Somatic SNVs and small indels

• Check if PCGR output file (see example) is available
• Extract expression level information and genome-based findings for genes with detected genomic variants (use --pcgr_tier argument to define [tier](https://pcgr.readthedocs.io/en/latest/tier_systems.html#tier-model-2-pcgr-acmg threshold value)
• Ordered genes by increasing variants [tier](https://pcgr.readthedocs.io/en/latest/tier_systems.html#tier-model-2-pcgr-acmg and then by decreasing absolute values representing difference between expression levels in the patient sample and the corresponding reference cohort

Structural variants

• Check if Manta output file (see example) is available
• Extract expression level information and genome-based findings for genes located within detected SVs
• Ordered genes by increasing SV score and then by decreasing absolute values representing difference between expression levels in the patient sample and the corresponding reference cohort
• Compare gene fusions detected in WTS data (arriba and pizzly) and WGS data (Manta)
• Priritise WGS-supported gene fusions

Somatic CNVs

• Check if PURPLE output file (see example) is available
• Extract expression level information and genome-based findings for genes located within detected CNVs (use --cn_loss and --cn_gain arguments to define CN threshold values to classify genes within lost and gained regions)
• Ordered genes by increasing (for genes within lost regions) or decreasing (for genes within gained regions) CN and then by decreasing absolute values representing difference between expression levels in the patient sample and the corresponding reference cohort

4. Results annotation

WTS- and/or WGS-based results for the altered genes are collated with knowledge derived from in-house resources and public databases (listed below) to provide additional source of evidence for their significance, e.g. to flag variants with clinical significance or potential druggable targets.

Key cancer genes

• UMCCR key cancer genes set build of off several sources:

  • Cancermine with at least 2 publication with at least 3 citations
  • NCG known cancer genes
  • Tier 1 COSMIC Cancer Gene Census (CGC)
  • CACAO hotspot genes (curated from ClinVar, CiViC, Cancer Hotspots)
  • At least 2 matches in the following 5 sources and 8 clinical panels:
    • Cancer predisposition genes (CPSR list)
    • COSMIC Cancer Gene Census (tier 2)
    • AstraZeneca 300 (AZ300)
    • Familial Cancer
    • OncoKB annotated
    • MSKC-IMPACT
    • MSKC-Heme
    • PMCC-CCP
    • Illumina-TS500
    • TEMPUS
    • Foundation One
    • Foundation Heme
    • Vogelstein

• Used for extracting expression levels of cancer genes (presented in the Cancer genes report section)

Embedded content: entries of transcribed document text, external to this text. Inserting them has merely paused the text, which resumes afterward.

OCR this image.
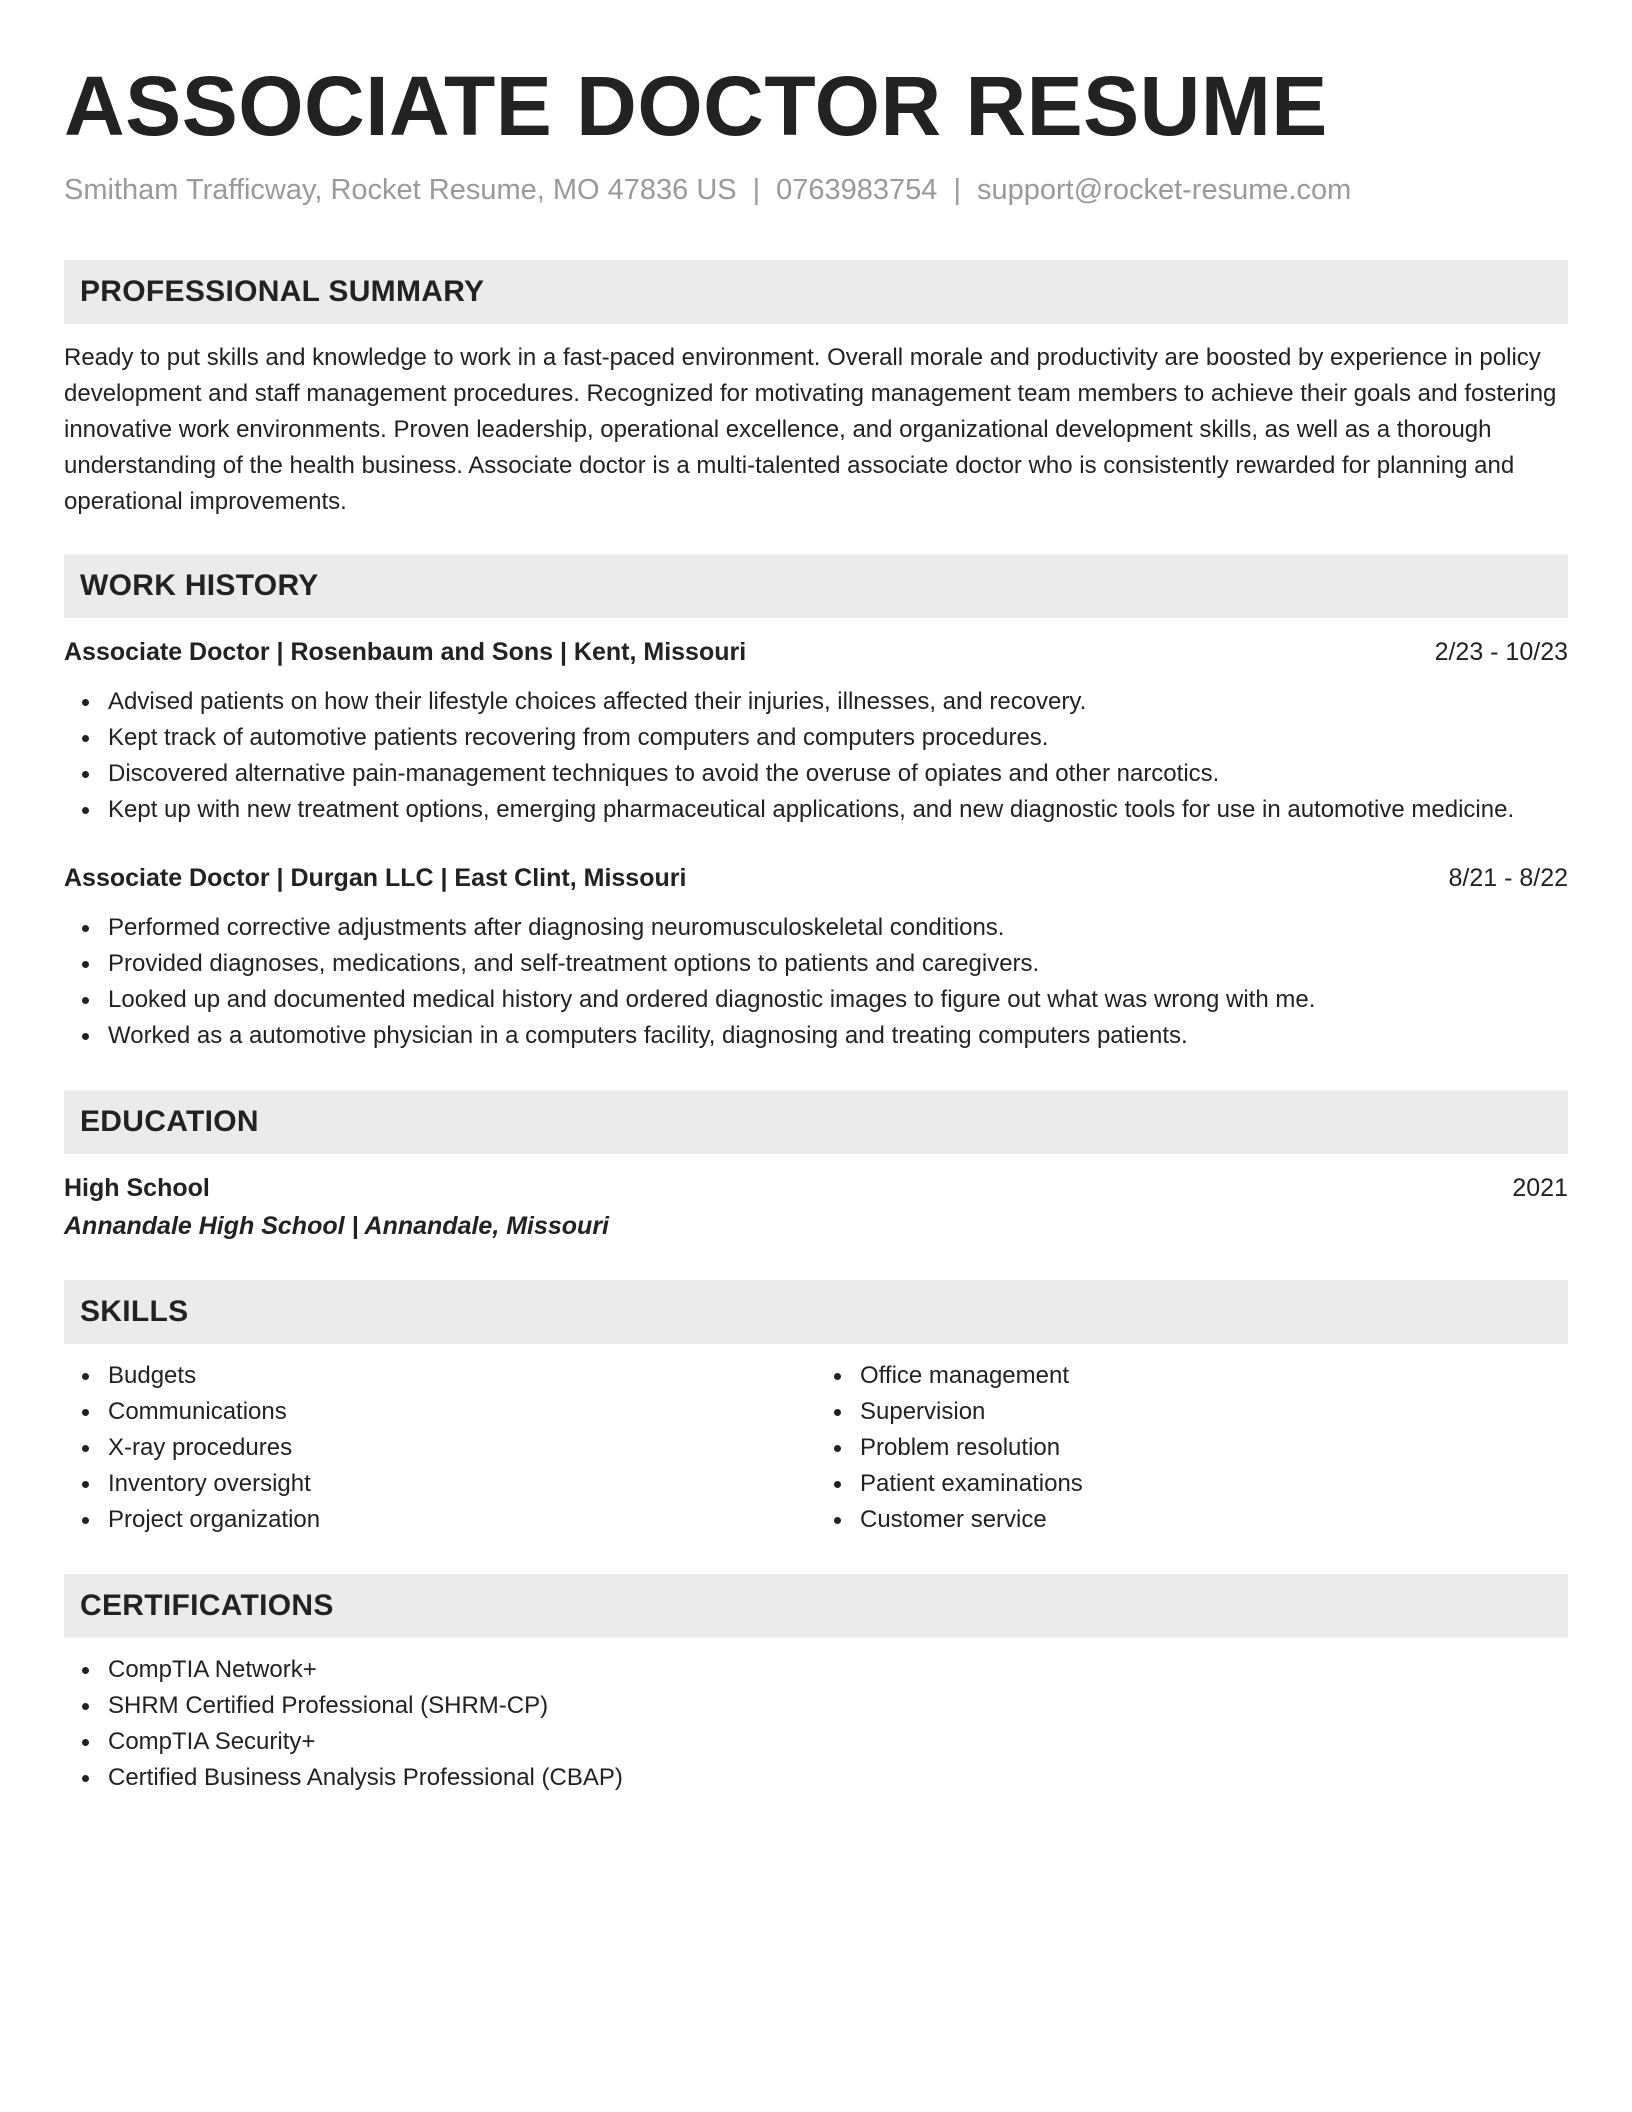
ASSOCIATE DOCTOR RESUME
Smitham Trafficway, Rocket Resume, MO 47836 US | 0763983754 | support@rocket-resume.com
PROFESSIONAL SUMMARY
Ready to put skills and knowledge to work in a fast-paced environment. Overall morale and productivity are boosted by experience in policy development and staff management procedures. Recognized for motivating management team members to achieve their goals and fostering innovative work environments. Proven leadership, operational excellence, and organizational development skills, as well as a thorough understanding of the health business. Associate doctor is a multi-talented associate doctor who is consistently rewarded for planning and operational improvements.
WORK HISTORY
Associate Doctor | Rosenbaum and Sons | Kent, Missouri	2/23 - 10/23
Advised patients on how their lifestyle choices affected their injuries, illnesses, and recovery.
Kept track of automotive patients recovering from computers and computers procedures.
Discovered alternative pain-management techniques to avoid the overuse of opiates and other narcotics.
Kept up with new treatment options, emerging pharmaceutical applications, and new diagnostic tools for use in automotive medicine.
Associate Doctor | Durgan LLC | East Clint, Missouri	8/21 - 8/22
Performed corrective adjustments after diagnosing neuromusculoskeletal conditions.
Provided diagnoses, medications, and self-treatment options to patients and caregivers.
Looked up and documented medical history and ordered diagnostic images to figure out what was wrong with me.
Worked as a automotive physician in a computers facility, diagnosing and treating computers patients.
EDUCATION
High School	2021
Annandale High School | Annandale, Missouri
SKILLS
Budgets
Communications
X-ray procedures
Inventory oversight
Project organization
Office management
Supervision
Problem resolution
Patient examinations
Customer service
CERTIFICATIONS
CompTIA Network+
SHRM Certified Professional (SHRM-CP)
CompTIA Security+
Certified Business Analysis Professional (CBAP)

• Used to prioritise candidate fusion genes

OncoKB

• OncoKB gene list is used to annotate altered genes across various sections in the report (annotations and URL links in External resources column in report Summary tables)

VICC

• Variant Interpretation for Cancer Consortium (VICC) knowledgebase is used to annotate altered genes across various sections in the report (annotations and URL links in External resources column in report Summary tables)

CIViC

• The Clinical Interpretation of Variants in Cancer (CIViC) database is used to annotate altered genes across various sections in the report (annotations and URL links in External resources column in report Summary tables)
• Used to flag clinically actionable aberrations in the Drug matching report section

CGI

• The Cancer Genome Interpreter (CGI) database is used to flag genes known to be involved in gene fusions and to prioritise candidate fusion genes

FusionGDB

• FusionGDB database is used to flag genes known to be involved in gene fusions and to prioritise candidate gene fusions

5. Report generation

The final html-based Patient Transcriptome Summary report contains searchable tables and interactive plots presenting expression levels of altered genes, as well as links to public resources providing additional source of evidence for their significance. The individual report sections, results prioritisation and visualisation are described more in detail in report_structure.md.